Hacker Newsnew | past | comments | ask | show | jobs | submitlogin
What every compiler writer should know about programmers (2015) [pdf] (tuwien.ac.at)
62 points by tosh 6 hours ago | hide | past | favorite | 39 comments
 help



In the end it all boils to a very simple argument. The C programmers want the C compilers to behave one way, the C implementers want the C compilers to behave the other way. Since the power structure is what it is — the C implementers are the ones who write the C standard and are the ones who actually get to implement the C compilers — the C compilers do, and will, behave the way the C implementers want them to.

In this situation the C programmers can either a) accept that they're programming in a language that exists as it exists, not as they'd like it to exist; b) angrily deny a); or c) switch to some other system-level language with defined semantics.


Given what most C compilers are written in, are C programmers also C implementers?

I suspect it also depends on who exactly the compiler writers are; the GCC and LLVM guys seem to have more theoretics/academics and thus think of the language more abstractly, leading to UB being truly inexplicable and free of thought, while MSVC and ICC are more on the practical side and their interpretation of it is, as the standard says, "in a documented manner characteristic of the environment". IMHO the "spirit of C" and the more commonsense approach is definitely the latter, and K&R themselves have always leaned in that direction. This is very much a "letter of the law vs. spirit of the law" argument. The fact that these two different sides have produced compilers with nearly the same performance characteristics shows IMHO that the argument of needing to exploit UB is mandatory for performance is a debunked myth.


Another alternative is that the programmer write their own C compiler and be free of this politics. Maybe I am biased since I am working on exactly such a project, but I have been seeing more and more in-progress compiler implementations for C or C-like languages for the past couple years.

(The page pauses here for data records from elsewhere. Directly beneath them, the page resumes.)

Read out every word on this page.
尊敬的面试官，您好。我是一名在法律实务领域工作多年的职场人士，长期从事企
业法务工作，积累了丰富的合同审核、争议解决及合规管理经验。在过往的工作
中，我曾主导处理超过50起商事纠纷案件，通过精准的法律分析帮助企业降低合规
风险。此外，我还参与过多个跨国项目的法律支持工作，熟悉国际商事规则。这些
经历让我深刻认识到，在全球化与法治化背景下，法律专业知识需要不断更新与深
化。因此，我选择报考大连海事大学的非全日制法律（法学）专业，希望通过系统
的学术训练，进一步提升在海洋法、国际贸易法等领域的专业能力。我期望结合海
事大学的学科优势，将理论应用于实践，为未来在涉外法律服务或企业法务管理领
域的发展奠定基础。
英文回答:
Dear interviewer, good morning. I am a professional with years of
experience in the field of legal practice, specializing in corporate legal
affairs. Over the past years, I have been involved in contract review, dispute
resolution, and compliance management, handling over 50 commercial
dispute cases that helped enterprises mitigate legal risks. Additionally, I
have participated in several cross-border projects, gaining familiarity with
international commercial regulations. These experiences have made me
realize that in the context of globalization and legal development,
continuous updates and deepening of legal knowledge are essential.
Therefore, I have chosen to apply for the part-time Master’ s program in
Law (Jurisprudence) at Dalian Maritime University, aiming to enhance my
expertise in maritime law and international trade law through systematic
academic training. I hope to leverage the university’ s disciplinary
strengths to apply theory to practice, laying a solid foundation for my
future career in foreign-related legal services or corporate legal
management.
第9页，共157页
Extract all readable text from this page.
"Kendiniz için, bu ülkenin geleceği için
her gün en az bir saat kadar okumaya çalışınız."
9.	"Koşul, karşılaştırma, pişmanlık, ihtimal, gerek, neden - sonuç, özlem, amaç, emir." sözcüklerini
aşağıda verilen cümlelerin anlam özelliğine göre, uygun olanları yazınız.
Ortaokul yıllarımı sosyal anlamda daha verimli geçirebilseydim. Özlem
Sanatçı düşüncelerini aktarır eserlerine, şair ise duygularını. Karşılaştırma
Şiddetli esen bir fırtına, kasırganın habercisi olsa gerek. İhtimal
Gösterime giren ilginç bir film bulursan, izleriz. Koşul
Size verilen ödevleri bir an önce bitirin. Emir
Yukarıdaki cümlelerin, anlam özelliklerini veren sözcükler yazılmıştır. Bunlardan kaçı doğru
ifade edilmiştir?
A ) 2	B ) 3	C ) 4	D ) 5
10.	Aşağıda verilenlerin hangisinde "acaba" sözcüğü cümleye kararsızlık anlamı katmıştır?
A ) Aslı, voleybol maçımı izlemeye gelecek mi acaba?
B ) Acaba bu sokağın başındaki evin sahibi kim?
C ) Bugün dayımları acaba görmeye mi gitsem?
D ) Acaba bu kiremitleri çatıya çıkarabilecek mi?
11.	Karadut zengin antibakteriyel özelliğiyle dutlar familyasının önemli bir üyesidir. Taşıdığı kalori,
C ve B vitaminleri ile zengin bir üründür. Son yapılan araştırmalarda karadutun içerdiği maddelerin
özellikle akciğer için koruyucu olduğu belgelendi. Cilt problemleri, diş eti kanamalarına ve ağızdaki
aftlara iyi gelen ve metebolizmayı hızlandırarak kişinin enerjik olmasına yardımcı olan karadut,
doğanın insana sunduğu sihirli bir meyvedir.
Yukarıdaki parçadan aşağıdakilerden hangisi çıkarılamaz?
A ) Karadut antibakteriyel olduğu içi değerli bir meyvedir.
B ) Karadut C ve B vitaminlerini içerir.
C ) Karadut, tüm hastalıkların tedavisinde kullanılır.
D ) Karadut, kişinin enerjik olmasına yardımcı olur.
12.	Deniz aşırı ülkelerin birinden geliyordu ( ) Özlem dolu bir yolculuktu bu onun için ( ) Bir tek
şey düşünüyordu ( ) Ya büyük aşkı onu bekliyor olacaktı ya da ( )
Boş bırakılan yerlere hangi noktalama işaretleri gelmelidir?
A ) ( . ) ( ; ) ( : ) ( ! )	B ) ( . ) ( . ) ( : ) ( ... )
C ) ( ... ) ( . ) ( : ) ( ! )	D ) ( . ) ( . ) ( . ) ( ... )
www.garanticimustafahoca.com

And please provide feedback to WG14. Also please give feedback and file bugs for GCC / clang. There are users of C in the committee and we need your support. Also keeping C implementable for small teams is something that is at risk.

> behave the way the C implementers want them to

If you don't please your users, you won't have any users.


It's ironic that I have to tell you of all people this, but many users of C (or at least, backends of compilers targeted by C) do actually want the compiler to aggressively optimize around UB.

If you're self hosting your compiler on C, you are your own user.

Which users?

And yet, C++.

> And yet, C++.

By any metric, C++ is one of the most successful programming languages devised by mankind, if not the most successful.

What point were you trying to make?


How about we agree on the ABI and everyone can have their own C compiler. Everyone C's the world through their own lenses.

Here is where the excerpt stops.